If you’re looking for guidance in the prayer life, pick up Benedict XVI’s A School of Prayer. This exceptional book is a collection of catechetical reflections on prayer given during Benedict’s Wednesday audiences. Each chapter is only a few pages in length, making them perfect guides for focused periods of mental prayer throughout the day. In the first two chapters, entitled “Man in Prayer” Benedict begins by examining the general history of prayer. Why, throughout history and spanning diverse cultures, has man always prayed?

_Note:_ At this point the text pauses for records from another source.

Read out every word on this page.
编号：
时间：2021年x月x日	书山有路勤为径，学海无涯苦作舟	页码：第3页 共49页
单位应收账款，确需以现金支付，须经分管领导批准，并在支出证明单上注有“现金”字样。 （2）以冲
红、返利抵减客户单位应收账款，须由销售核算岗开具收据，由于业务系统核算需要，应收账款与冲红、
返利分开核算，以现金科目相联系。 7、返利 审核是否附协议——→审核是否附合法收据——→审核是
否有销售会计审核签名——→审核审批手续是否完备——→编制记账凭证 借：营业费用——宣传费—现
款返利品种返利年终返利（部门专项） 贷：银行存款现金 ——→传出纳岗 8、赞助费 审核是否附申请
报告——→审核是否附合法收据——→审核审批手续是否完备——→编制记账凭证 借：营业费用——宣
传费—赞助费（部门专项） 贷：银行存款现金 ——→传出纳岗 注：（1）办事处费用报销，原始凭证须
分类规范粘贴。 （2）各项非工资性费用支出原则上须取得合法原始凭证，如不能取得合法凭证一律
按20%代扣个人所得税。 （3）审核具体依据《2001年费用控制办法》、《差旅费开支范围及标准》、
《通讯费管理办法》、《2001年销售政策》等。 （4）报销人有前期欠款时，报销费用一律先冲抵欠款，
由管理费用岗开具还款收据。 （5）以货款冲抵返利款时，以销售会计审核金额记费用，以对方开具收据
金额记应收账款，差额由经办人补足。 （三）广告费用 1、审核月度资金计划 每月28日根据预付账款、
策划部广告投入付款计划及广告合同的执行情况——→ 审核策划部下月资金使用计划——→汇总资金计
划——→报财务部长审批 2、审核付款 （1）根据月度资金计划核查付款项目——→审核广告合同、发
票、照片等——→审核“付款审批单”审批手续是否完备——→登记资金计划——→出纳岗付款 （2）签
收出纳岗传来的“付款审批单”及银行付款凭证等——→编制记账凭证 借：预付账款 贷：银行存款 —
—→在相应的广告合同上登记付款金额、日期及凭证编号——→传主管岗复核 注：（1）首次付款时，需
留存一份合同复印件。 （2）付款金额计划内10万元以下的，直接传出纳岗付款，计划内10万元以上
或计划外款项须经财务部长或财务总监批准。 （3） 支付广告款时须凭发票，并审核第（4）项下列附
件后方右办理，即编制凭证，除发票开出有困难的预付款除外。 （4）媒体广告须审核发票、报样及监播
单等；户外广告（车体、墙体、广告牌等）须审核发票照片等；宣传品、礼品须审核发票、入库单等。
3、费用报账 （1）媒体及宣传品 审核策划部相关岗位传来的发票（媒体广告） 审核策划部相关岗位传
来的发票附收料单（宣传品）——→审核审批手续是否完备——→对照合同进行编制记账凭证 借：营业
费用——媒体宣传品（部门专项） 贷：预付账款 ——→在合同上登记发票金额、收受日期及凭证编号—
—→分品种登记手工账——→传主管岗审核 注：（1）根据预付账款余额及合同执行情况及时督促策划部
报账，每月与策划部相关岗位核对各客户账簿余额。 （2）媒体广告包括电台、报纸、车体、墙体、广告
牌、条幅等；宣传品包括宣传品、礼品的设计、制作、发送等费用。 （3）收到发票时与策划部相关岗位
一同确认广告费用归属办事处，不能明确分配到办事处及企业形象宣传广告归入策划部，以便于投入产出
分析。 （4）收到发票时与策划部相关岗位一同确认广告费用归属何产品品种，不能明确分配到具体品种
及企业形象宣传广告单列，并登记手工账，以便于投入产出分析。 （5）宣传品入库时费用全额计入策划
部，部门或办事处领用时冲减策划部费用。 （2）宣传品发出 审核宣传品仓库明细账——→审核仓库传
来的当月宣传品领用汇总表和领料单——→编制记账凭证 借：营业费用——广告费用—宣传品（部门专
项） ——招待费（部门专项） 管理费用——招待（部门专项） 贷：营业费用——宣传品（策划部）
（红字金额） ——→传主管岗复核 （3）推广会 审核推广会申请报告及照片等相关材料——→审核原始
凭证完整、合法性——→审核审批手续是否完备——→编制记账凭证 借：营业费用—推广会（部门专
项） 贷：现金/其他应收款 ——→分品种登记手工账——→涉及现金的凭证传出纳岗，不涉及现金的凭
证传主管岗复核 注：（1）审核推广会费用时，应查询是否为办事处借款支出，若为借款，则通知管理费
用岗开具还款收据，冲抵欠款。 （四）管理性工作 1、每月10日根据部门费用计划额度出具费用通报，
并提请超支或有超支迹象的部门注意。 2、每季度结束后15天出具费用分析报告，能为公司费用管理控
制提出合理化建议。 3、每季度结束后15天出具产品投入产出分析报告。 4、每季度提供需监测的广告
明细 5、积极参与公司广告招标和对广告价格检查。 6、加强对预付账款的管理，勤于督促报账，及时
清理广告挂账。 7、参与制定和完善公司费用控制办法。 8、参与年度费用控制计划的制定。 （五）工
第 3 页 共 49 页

Where does this urge to pray come from?

The image of the creator is impressed on his being, and he feels the need to find light to give a response to the questions that concern the deep meaning of reality; a response that he cannot find in himself, in progress, in empirical science.

The remaining chapters are dedicated to prayer in Scripture. Benedict takes the reader into poignant moments in Scripture where prayer is central, like various events in the life of Moses, the Psalms, the martyrdom of John the Baptist, Christ’s agony in the garden and His final moments on the cross, the life of the Virgin Mary, and the Acts of the Apostles. The series wraps up with a two-chapter catechesis on liturgical prayer. And who better to talk about that?

One of the most powerful chapters is entitled, “Silence and Prayer: Jesus, the Master of Prayer”. Benedict discusses the obvious need for silence in our prayer life. But when we are confronted with the silence of God in prayer, what should our response be? When we’re looking for answers, how can silence be of any help? Does silence mean that God isn’t listening? “We feel, as it were, let down; it seems to us that God neither listens or responds.” Benedict reminds us that we have to look deeper. “God knows us in our inmost depths, better than we ourselves do, and loves us; and knowing this must suffice. . . . the more open we are to his silence and to our own silence, the more we truly begin to know him.”

Benedict gave us so much in his pontificate. This outstanding book is a testament to that fact.